Improving Attention-based Sequence-to-sequence Models
Attention-based models have achieved state-of-the-art performance in various sequence-to-sequence tasks, including Neural Machine Translation (NMT), Automatic Speech Recognition (ASR) and speech synthesis, also known as Text-To-Speech (TTS). These models are often autoregressive, which leads to high modeling capacity, but also makes training difficult. The standard training approach, teacher forcing, suffers from exposure bias: during training the model is guided with the reference output, but the generated output must be used at inference stage. To address this issue, scheduled sampling and professor forcing guide a model with both the reference and the generated output history. To facilitate convergence, they depend on a heuristic schedule or an auxiliary classifier, which can be difficult to tune. Alternatively, sequence-level training approaches guide the model with the generated output history, and optimize a sequence-level criterion. However, many tasks, such as TTS, do not have a well-established sequence-level criterion. In addition, the generation process is often sequential, which is undesirable for parallelizable models such as Transformer.
This thesis introduces attention forcing and deliberation networks to improve attention-based sequence-to-sequence models. Attention forcing guides a model with the generated output history and reference attention. The training criterion is a combination of maximum log-likelihood and the KL-divergence between the reference attention and the generated attention. This approach does not rely on a heuristic schedule or a classifier, and does not require a sequence-level criterion. Variations of attention forcing are proposed for more challenging application scenarios. For tasks such as NMT, the output space is multi-modal in the sense that the given an input, the distribution of the corresponding output can be multi-modal. So a selection scheme is introduced to automatically turn attention forcing on and off depending on the mode of attention. For parallelizable models, an approximation scheme is proposed to run attention forcing in parallel across time.

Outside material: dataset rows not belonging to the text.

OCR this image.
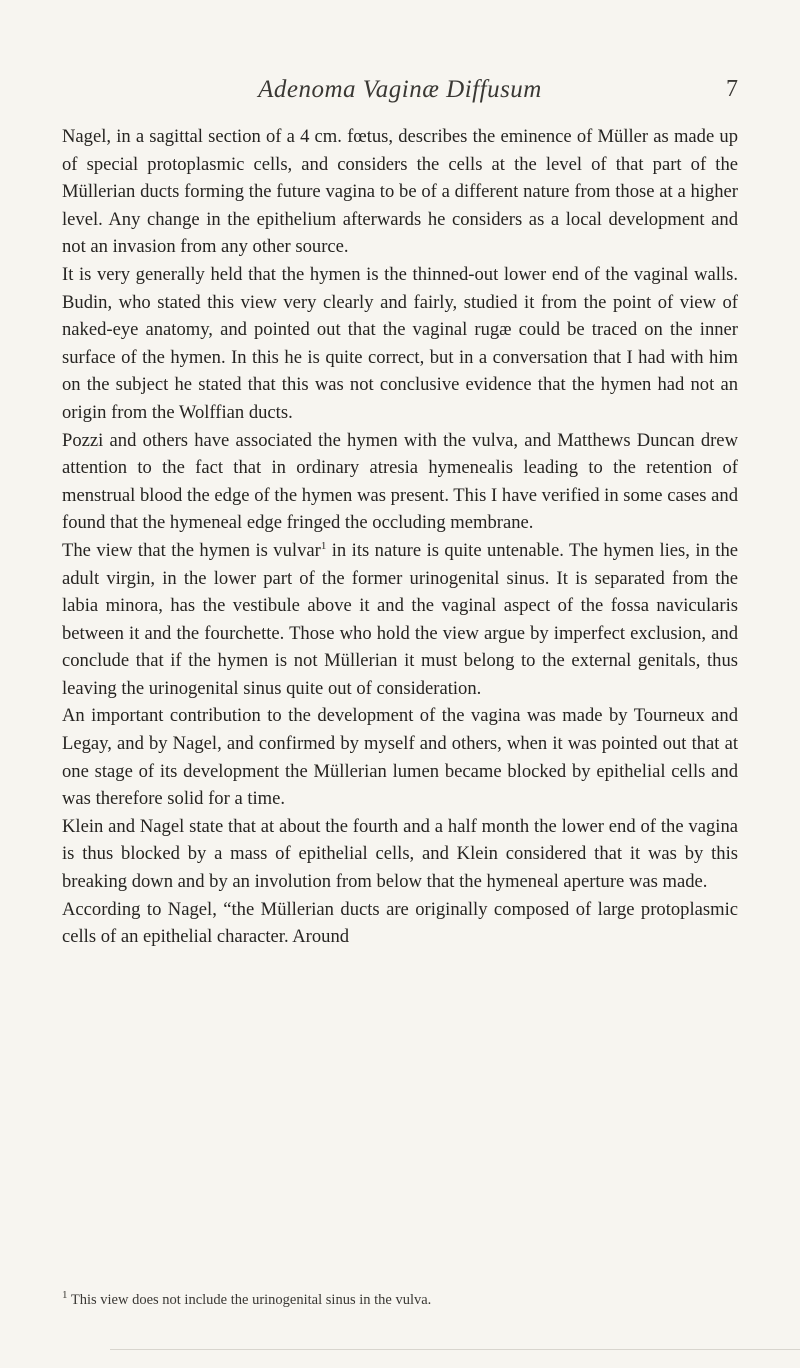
Adenoma Vaginæ Diffusum	7

Nagel, in a sagittal section of a 4 cm. fœtus, describes the eminence of Müller as made up of special protoplasmic cells, and considers the cells at the level of that part of the Müllerian ducts forming the future vagina to be of a different nature from those at a higher level. Any change in the epithelium afterwards he considers as a local development and not an invasion from any other source.

It is very generally held that the hymen is the thinned-out lower end of the vaginal walls. Budin, who stated this view very clearly and fairly, studied it from the point of view of naked-eye anatomy, and pointed out that the vaginal rugæ could be traced on the inner surface of the hymen. In this he is quite correct, but in a conversation that I had with him on the subject he stated that this was not conclusive evidence that the hymen had not an origin from the Wolffian ducts.

Pozzi and others have associated the hymen with the vulva, and Matthews Duncan drew attention to the fact that in ordinary atresia hymenealis leading to the retention of menstrual blood the edge of the hymen was present. This I have verified in some cases and found that the hymeneal edge fringed the occluding membrane.

The view that the hymen is vulvar$^1$ in its nature is quite untenable. The hymen lies, in the adult virgin, in the lower part of the former urinogenital sinus. It is separated from the labia minora, has the vestibule above it and the vaginal aspect of the fossa navicularis between it and the fourchette. Those who hold the view argue by imperfect exclusion, and conclude that if the hymen is not Müllerian it must belong to the external genitals, thus leaving the urinogenital sinus quite out of consideration.

An important contribution to the development of the vagina was made by Tourneux and Legay, and by Nagel, and confirmed by myself and others, when it was pointed out that at one stage of its development the Müllerian lumen became blocked by epithelial cells and was therefore solid for a time.

Klein and Nagel state that at about the fourth and a half month the lower end of the vagina is thus blocked by a mass of epithelial cells, and Klein considered that it was by this breaking down and by an involution from below that the hymeneal aperture was made.

According to Nagel, “the Müllerian ducts are originally composed of large protoplasmic cells of an epithelial character. Around

$^1$ This view does not include the urinogenital sinus in the vulva.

Deliberation networks consist of multiple attention-based models. The output is generated in multiple passes, each one conditioned on the initial input and the free running output of the previous pass. This thesis shows that deliberation networks can address exposure bias, which is essential for performance gains. In addition, various training approaches are discussed, and a separate training approach is proposed for its synergy with parallelizable models. Finally, for tasks where the output space is continuous, such as TTS, deliberation networks tend to ignore the free running outputs, thus losing its benefits. To address this issue, a guided attention loss is proposed to regularize the corresponding attention, encouraging the use of the free running outputs.
TTS and NMT are investigated as example sequence-to-sequence tasks, and task-specific techniques are proposed, such as neural vocoder adaption using attention forcing. The experiments demonstrate that attention forcing improves the overall performance and diversity. It is also demonstrated that deliberation networks improve the overall performance, and reduce the chances of attention failure.